Nutzen durch Medici-Effekt
Ein Vorteil in der Lösungsfindung, den die Vernetzungsplattform auf moderne Art und Weise nutzt, ist der sogenannte Medici-Effekt: Treffen Menschen mit verschiedenen Hintergründen, Ausbildungen und Ansichten aufeinander, entsteht an diesen Schnittstellen des gemeinsamen Denkens oft eine besondere Innovationskraft. Geistesblitze seien wahrscheinlicher und nicht selten können neue Wege beschritten werden. Das hatte bereits die Florenzer Herrscherfamilie erkannt und für die Modernisierung der Wirtschaft und Gesellschaft genutzt. So gesehen wächst der Erfolg und Horizont von Findea mit jedem einzelnen Nutzer und jeder weiteren Organisation. Denn mit einer größer werdenden Teilnehmerzahl steigt nicht nur die Anzahl der Antworten, sondern auch die Diversität und Lösungsvielfalt. Im Gegensatz zu Social-Media-Plattformen muss man sich hier aber kein eigenes Netzwerk aufbauen, die Vernetzung fußt auf Interessen und Expertise, so die Idee der Entwickler der Plattform. Und es ermöglicht eine Beschleunigung der Lösungskompetenzen, denn die Kommunikation erfolgt nicht in Chats nach einer „one-to-one“-Logik, sondern nach dem Prinzip „one to many“.

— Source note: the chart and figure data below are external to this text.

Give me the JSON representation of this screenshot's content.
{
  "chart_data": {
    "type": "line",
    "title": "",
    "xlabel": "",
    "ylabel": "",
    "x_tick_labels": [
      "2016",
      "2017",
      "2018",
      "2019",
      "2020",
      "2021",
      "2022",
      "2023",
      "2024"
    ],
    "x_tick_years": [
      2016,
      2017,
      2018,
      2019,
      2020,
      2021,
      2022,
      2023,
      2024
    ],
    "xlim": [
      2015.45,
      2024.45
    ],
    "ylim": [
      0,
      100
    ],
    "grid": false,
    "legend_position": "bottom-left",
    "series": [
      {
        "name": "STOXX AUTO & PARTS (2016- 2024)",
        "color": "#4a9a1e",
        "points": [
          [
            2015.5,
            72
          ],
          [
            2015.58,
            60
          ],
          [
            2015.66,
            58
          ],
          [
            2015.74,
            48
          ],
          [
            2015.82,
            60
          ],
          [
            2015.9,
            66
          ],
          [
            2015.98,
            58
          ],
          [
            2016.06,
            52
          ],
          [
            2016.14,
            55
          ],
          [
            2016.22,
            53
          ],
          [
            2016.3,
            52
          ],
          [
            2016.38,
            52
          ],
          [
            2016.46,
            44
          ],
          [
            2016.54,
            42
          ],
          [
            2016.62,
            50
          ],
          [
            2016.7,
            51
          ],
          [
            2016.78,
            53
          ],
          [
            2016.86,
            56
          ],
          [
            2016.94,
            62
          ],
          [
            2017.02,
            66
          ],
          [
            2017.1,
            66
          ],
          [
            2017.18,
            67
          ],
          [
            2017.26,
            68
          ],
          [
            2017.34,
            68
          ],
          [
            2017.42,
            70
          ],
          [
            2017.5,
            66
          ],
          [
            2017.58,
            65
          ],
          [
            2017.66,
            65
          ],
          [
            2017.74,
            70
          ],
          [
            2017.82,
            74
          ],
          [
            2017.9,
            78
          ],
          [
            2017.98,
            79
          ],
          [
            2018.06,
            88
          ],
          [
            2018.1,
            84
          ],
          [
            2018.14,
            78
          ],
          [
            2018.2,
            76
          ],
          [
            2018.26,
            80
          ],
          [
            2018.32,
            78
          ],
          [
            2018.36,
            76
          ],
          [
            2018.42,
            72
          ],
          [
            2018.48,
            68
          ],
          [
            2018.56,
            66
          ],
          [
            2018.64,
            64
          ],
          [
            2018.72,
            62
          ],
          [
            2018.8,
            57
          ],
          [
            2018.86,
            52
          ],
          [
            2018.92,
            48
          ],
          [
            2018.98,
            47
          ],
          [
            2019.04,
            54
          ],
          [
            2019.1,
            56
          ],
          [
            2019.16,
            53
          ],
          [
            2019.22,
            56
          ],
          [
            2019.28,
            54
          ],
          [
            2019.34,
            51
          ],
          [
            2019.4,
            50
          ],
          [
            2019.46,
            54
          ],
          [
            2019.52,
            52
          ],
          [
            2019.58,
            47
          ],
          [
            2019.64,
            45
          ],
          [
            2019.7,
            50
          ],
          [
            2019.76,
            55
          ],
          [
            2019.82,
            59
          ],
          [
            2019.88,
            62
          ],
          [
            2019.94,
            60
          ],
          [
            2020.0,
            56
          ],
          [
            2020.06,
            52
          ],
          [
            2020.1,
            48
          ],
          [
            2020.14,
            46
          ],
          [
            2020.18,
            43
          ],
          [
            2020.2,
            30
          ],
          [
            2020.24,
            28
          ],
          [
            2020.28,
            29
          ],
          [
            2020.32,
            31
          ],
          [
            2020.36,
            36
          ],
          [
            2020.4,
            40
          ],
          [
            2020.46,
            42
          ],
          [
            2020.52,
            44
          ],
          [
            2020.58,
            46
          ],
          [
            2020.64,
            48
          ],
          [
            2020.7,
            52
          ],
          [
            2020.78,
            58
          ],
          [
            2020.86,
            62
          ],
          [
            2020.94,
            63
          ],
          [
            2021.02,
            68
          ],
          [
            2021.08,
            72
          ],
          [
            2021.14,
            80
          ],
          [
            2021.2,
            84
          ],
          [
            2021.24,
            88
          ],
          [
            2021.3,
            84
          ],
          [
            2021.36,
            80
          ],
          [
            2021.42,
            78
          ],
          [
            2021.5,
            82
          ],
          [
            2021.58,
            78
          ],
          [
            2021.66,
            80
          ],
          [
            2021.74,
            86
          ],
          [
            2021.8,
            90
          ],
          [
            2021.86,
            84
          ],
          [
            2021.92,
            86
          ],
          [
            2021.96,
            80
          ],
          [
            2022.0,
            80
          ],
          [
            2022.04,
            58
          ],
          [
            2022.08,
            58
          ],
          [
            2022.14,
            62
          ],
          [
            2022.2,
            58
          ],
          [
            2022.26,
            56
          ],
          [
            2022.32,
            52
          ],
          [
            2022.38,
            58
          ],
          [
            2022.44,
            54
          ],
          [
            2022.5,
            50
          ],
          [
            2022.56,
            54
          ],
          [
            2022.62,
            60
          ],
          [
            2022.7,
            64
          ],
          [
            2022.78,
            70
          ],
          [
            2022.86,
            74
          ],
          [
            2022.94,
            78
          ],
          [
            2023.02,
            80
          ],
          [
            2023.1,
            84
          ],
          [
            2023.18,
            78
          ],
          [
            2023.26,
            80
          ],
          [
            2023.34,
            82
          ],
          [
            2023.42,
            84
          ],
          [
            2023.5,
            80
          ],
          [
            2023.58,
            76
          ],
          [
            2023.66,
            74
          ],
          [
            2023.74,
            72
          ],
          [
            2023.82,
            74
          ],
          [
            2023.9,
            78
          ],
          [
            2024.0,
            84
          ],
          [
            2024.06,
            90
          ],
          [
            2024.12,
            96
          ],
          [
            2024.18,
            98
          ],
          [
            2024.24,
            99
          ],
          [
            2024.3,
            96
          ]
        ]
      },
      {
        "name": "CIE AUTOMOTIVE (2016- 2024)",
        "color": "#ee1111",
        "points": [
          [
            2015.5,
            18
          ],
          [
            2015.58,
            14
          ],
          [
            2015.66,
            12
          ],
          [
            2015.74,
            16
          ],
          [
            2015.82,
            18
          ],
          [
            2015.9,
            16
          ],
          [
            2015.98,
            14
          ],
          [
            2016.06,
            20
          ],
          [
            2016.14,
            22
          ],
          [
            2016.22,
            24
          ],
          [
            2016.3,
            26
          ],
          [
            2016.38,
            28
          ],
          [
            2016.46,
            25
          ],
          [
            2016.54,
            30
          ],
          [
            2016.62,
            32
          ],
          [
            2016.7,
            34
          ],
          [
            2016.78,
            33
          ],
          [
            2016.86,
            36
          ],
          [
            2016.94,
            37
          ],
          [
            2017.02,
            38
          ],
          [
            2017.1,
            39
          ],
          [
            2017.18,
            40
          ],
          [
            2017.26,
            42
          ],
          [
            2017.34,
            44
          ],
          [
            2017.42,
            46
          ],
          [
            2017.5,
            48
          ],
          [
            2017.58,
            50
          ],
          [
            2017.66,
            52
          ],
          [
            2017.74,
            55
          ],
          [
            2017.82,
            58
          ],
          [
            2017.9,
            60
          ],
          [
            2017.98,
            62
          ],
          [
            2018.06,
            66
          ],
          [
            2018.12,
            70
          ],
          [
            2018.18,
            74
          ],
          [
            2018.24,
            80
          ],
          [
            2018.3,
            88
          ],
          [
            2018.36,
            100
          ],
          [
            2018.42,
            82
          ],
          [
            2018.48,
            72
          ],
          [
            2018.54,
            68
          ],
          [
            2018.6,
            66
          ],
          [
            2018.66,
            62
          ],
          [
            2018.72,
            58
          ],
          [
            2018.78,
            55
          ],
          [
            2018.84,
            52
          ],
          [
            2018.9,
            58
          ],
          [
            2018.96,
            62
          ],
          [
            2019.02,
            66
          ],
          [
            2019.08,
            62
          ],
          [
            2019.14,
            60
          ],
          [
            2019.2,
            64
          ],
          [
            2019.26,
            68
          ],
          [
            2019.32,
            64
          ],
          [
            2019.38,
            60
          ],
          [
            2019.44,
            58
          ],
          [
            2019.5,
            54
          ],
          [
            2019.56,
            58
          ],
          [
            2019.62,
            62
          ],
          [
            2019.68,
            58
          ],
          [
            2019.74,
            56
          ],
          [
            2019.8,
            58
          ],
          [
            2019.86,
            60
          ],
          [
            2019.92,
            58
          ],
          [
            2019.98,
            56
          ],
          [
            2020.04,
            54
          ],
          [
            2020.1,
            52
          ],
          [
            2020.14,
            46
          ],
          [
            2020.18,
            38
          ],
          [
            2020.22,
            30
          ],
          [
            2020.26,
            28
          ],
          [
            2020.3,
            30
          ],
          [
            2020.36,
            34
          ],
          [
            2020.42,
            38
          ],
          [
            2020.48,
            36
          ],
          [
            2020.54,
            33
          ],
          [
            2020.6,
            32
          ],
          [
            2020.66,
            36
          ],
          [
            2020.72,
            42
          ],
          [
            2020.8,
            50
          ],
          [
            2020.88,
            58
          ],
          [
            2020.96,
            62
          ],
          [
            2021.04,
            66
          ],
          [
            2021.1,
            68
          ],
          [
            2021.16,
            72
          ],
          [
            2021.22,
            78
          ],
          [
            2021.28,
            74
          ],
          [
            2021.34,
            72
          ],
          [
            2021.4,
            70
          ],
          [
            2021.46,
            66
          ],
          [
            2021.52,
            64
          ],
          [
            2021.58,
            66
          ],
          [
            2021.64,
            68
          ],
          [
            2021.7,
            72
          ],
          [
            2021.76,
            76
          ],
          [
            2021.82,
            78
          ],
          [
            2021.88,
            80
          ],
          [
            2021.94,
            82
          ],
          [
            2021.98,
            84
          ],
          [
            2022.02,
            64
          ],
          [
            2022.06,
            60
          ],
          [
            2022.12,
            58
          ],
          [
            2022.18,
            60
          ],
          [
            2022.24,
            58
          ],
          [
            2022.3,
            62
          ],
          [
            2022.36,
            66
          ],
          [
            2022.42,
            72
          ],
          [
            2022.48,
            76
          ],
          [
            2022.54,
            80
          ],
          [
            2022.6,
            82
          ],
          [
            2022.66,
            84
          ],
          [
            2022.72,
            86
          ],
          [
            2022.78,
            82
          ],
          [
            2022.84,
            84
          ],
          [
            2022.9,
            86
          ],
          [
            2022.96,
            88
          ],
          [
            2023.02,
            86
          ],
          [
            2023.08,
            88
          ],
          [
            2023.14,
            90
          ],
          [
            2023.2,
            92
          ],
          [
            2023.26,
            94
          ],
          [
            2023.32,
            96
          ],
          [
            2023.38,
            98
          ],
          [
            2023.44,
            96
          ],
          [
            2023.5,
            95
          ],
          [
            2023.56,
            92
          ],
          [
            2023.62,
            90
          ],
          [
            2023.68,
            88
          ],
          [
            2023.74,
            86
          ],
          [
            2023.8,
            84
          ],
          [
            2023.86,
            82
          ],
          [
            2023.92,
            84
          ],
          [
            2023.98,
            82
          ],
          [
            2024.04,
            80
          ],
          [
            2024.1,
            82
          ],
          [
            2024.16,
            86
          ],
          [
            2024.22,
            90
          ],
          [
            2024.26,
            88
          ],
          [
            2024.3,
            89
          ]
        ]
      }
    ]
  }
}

Der Startschuss für die Entwicklung von Findea erfolgte im Jahr 2020 in Zusammenarbeit mit „V_labs“. Das Wiener Unternehmen begleitet die Vernetzungsplattform als Company-Builder von der Ideenfindung über die Validierung bis hin zur Umsetzung. „Findea zeigt, wie vielversprechend es ist, die Vorteile eines Konzerns wie Know-how und Ressourcen mit der Agilität eines Start-ups zu kombinieren, um schnell und kundenzentriert neue Geschäftsmodelle zu entwickeln“, berichtet Lukas Meusburger, Geschäftsführer des Company Builders V_labs. Mit der Vernetzungsplattform beschreitet Raiffeisen Oberösterreich in vielerlei Hinsicht neue Wege: Es steht für ein Pionierprojekt, ein Produkt und Geschäftsmodell außerhalb des klassischen Bankengeschäfts und spiegelt damit den strategischen Kurs der Beyond Banking-Initiative der RLB OÖ wider. (Lesen Sie hier wie Raiffeisen Oberösterreich den genossenschaftlichen Förderauftrag neu interpretiert.)
Reges Interesse
Aktuell liegt der Fokus auf der Ausrollung von Findea im Raiffeisen-Netzwerk. Bei Raiffeisen Oberösterreich wurde der Roll-out bereits begonnen. Die konstant steigenden Nutzerzahlen belegen das rege Interesse an der neuen Möglichkeit, sich zu vernetzen und Lösungsansätze zu Themenstellungen auf operativen Ebenen auszutauschen. Es ist aber kein „Big Bang“ im ganzen Raiffeisen-Sektor geplant, sondern es wird individuelle Produktvorstellungen in den einzelnen Sektorunternehmen von Raiffeisen Österreich geben, hieß es.
Eine Öffnung für externe Unternehmen wäre ein logischer nächster Schritt, um den Nutzen der Schwarmintelligenz auch den Raiffeisen-Kunden und -Organisationen zur Verfügung zu stellen.